7. Failing to account for sales tax (VAT)
If you work in retail or need to add sales tax (VAT) on to the price of good or services, then do make sure you take if off again when measuring total revenue. It’s a naïve but all too common mistake, and it can give a misleading impression of how the business is performing.
8. Fingers in the petty cash
Petty cash isn’t free money. It’s the business’s money. OK, it’s necessary to buy the odd thing around the office, but don’t set a bad precedent by dipping into it for more extravagant items. They will soon add up and are unlikely to be properly accounted for. Plus, if different people are buying the same items again and again from petty cash, it might be better to group together the spending and get a better price.

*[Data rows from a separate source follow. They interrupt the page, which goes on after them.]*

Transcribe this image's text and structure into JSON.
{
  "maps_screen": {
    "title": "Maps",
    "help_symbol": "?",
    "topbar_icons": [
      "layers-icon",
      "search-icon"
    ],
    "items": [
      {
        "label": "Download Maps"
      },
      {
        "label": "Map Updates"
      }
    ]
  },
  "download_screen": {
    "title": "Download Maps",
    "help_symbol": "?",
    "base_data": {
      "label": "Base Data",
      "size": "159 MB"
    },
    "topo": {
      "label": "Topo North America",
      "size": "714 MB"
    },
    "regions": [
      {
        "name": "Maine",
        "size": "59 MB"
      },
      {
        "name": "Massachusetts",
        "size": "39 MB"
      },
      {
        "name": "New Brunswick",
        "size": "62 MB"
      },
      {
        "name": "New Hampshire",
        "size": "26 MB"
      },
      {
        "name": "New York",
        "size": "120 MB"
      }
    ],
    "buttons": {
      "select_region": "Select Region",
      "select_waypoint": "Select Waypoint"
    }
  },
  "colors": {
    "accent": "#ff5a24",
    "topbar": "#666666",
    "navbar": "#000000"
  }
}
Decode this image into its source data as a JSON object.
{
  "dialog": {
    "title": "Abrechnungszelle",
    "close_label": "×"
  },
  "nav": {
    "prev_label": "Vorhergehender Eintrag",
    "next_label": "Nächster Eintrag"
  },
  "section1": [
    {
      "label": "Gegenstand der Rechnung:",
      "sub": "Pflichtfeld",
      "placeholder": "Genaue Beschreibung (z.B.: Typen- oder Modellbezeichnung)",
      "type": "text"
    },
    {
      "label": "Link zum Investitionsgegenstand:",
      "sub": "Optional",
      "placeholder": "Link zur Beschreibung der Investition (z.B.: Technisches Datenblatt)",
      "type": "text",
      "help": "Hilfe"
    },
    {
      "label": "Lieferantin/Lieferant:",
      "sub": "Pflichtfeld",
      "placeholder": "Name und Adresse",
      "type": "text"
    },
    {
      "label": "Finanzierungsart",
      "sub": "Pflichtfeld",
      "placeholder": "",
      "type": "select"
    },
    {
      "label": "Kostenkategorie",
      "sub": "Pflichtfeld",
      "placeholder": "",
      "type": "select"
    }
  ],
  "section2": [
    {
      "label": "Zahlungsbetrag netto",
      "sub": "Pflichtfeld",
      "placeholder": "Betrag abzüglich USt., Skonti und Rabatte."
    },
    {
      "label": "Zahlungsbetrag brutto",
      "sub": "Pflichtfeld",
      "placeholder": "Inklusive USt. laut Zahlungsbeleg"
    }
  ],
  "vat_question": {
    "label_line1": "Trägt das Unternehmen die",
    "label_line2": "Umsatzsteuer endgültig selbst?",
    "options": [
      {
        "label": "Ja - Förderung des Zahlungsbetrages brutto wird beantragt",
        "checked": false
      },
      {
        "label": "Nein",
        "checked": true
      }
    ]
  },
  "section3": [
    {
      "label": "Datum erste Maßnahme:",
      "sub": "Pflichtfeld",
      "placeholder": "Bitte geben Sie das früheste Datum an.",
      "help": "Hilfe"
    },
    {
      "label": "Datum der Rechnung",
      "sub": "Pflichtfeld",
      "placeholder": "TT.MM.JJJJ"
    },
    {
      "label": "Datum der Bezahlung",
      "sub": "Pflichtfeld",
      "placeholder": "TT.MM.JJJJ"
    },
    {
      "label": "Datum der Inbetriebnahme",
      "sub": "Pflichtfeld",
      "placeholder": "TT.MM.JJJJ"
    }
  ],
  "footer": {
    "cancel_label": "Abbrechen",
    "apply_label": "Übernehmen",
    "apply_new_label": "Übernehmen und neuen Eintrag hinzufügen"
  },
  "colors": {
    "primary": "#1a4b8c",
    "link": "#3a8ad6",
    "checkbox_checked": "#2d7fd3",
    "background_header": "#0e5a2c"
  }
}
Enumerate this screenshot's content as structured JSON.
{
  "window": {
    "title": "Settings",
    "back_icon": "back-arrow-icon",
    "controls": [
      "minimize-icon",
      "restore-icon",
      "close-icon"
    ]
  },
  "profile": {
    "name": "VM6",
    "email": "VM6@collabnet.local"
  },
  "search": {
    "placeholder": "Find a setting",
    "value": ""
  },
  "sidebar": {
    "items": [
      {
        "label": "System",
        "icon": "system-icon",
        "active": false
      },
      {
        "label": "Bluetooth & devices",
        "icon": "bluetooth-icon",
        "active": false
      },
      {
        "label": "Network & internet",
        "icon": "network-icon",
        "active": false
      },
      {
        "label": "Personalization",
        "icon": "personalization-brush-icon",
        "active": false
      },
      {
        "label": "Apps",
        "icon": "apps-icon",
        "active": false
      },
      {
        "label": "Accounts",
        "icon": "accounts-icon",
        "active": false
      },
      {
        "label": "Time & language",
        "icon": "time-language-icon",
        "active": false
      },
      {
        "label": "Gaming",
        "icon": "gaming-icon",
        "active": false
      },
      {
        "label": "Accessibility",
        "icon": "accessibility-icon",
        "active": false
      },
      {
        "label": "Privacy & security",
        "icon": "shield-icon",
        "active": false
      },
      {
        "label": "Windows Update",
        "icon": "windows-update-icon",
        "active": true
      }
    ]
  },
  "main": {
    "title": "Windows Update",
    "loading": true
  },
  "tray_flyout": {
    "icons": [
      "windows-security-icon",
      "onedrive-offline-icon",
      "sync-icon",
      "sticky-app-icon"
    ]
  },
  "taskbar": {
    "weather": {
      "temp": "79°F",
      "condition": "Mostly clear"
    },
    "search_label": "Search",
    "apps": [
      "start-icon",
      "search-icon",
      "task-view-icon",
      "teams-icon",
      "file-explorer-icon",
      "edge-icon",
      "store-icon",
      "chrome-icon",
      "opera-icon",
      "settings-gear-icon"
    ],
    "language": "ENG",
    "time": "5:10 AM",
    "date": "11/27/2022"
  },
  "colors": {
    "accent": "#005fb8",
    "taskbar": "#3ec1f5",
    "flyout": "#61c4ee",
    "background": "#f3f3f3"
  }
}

9. Keep personal and business accounts separate
Lots of people set up successful businesses from their kitchen or garage, but you need to draw a line between business and personal accounts. To be tax efficient, you’ll need to claim all of the legitimate business expenses you can think of. But this doesn’t extend to a few beers with friends after work. Mixing the two accounts can add to confusion.
10. Don’t put off bookkeeping
It’s human nature to put off the boring tasks in life – and bookkeeping is chief among them. But the longer you leave it, the worse it will get.
Not only that, your accounting will become increasingly out of date, meaning you aren’t keeping track of performance. If something is going wrong you won’t know about it, maybe until it’s too late.
Proactive accounting helps solve problems before they occur, but you can only do it if you’re on top of the books. Now the software is easier to use, and in some cases accessible on smartphones and tablets via the cloud, there’s little excuse for failing to keep them current.